Among the biotech companies that saw strong gains for January are Easton Pharmaceuticals after its decision to acquire iBliss, Gevo Inc after its EPA (Environmental Protection Agency) approval for Isobutanol, Viaderma Inc, Oncomed Pharmaceuticals, and Vanda Pharmaceuticals. The Trump administration’s efforts to bring drug manufacturing back to the homeland and to reduce foreign price controls has also played a part in boosting such companies. Executive orders and specific action that could allow these plans to materialize would bring a tremendous boost to biotech shares, particularly those with lower capitalizations that tend to enjoy stronger volatility.
Another interesting sector for the month is healthcare which has gained traction ever since US President Trump started talking about repealing Obamacare. This would level the playing field for medical insurance and healthcare companies, allowing the sector to advance on increased competition. So far, there haven’t been much details on Trump’s actions for healthcare but analysts are hopeful that he would follow through on his word, especially since he has already gotten busy with his “America First” plans. Trump has promised faster FDA approvals, regulation cuts, and ending freeloading on foreign price controls.

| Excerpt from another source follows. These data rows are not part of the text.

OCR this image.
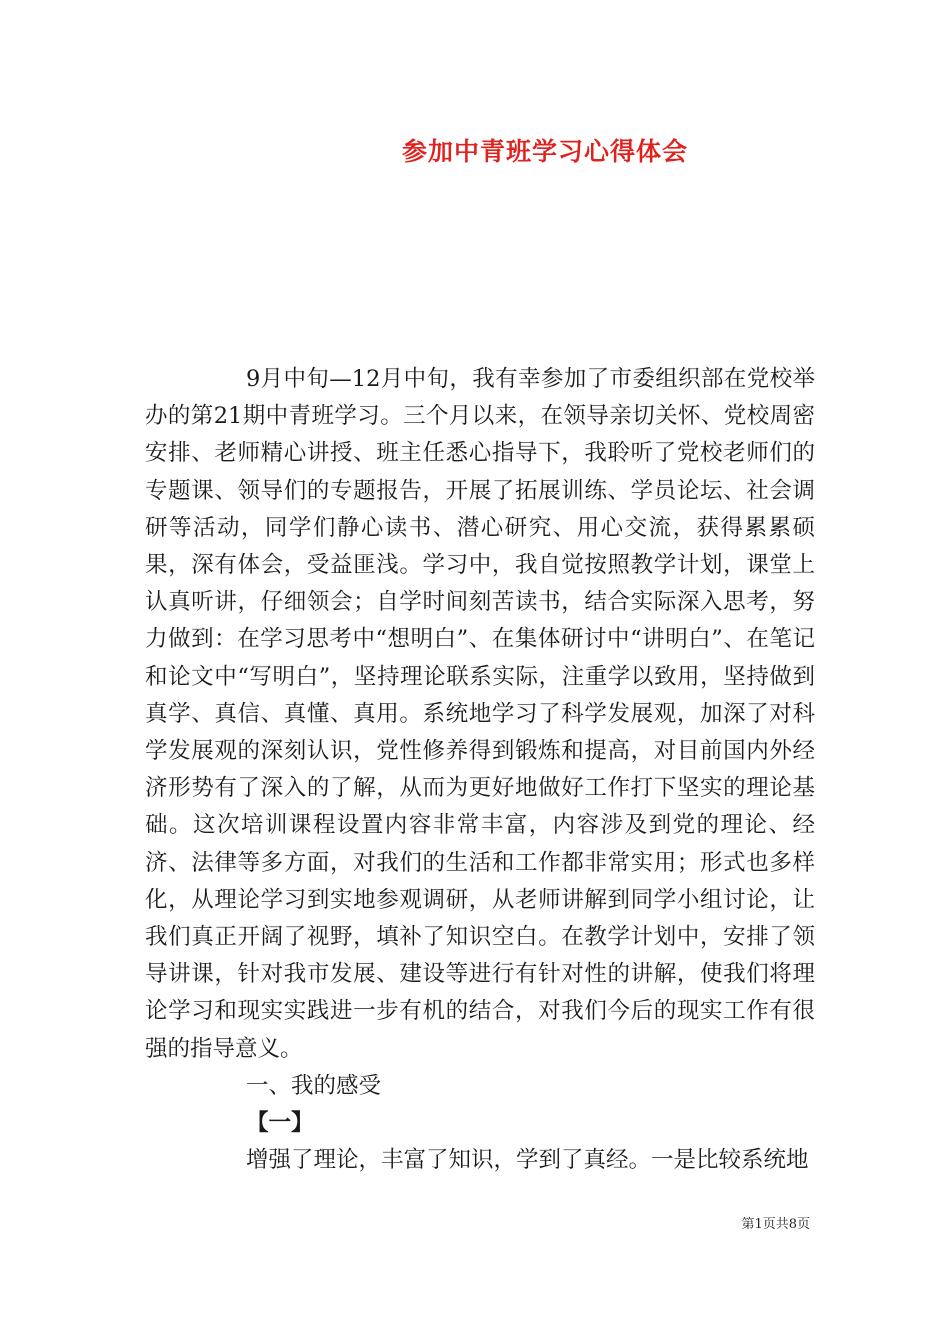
参加中青班学习心得体会

9月中旬—12月中旬，我有幸参加了市委组织部在党校举办的第21期中青班学习。三个月以来，在领导亲切关怀、党校周密安排、老师精心讲授、班主任悉心指导下，我聆听了党校老师们的专题课、领导们的专题报告，开展了拓展训练、学员论坛、社会调研等活动，同学们静心读书、潜心研究、用心交流，获得累累硕果，深有体会，受益匪浅。学习中，我自觉按照教学计划，课堂上认真听讲，仔细领会；自学时间刻苦读书，结合实际深入思考，努力做到：在学习思考中“想明白”、在集体研讨中“讲明白”、在笔记和论文中“写明白”，坚持理论联系实际，注重学以致用，坚持做到真学、真信、真懂、真用。系统地学习了科学发展观，加深了对科学发展观的深刻认识，党性修养得到锻炼和提高，对目前国内外经济形势有了深入的了解，从而为更好地做好工作打下坚实的理论基础。这次培训课程设置内容非常丰富，内容涉及到党的理论、经济、法律等多方面，对我们的生活和工作都非常实用；形式也多样化，从理论学习到实地参观调研，从老师讲解到同学小组讨论，让我们真正开阔了视野，填补了知识空白。在教学计划中，安排了领导讲课，针对我市发展、建设等进行有针对性的讲解，使我们将理论学习和现实实践进一步有机的结合，对我们今后的现实工作有很强的指导意义。

一、我的感受

【一】

增强了理论，丰富了知识，学到了真经。一是比较系统地

第1页共8页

Just recently, Trump has also met with CEOs of pharmaceutical companies to discuss pricing but it appears his remarks have veered off towards calling out China and Japan for currency manipulation. In any case, removing the Affordable Healthcare Act could mean a boost for Celgene which has been raking in revenues from drugs like Revlimid, Gilead Sciences Inc with new drugs in its pipeline, UnitedHealth Group which has pulled out of state insurance marketplaces, healthcare real estate investment company Ventas Inc, device maker Stryker Corporation, and maker of radiotherapy devices for cancer patients Varian Medical Systems.
Last but certainly not least is the cannabis sector which is projected to see the strongest growth for the year, following the November 8 vote to legalize the use of medical or recreational marijuana in several US states. Not only has this led to a big boost in investor interest for companies that grow cannabis, sell edibles, or offer growing services and technologies, but it has also led several firms to delve into the industry by diversifying their operations.
Among these companies are Endexx Corporation which jumpstarted their CBD-infused beverages delivery, NewGen Concepts Inc whose subsidiary is enjoying a strong influx of orders for Easy Grinder, Wrapmail Inc which acquired 100% of HealthMax Group to establish its stake in the marijuana market, North American Cannabis Holdings, and Puration.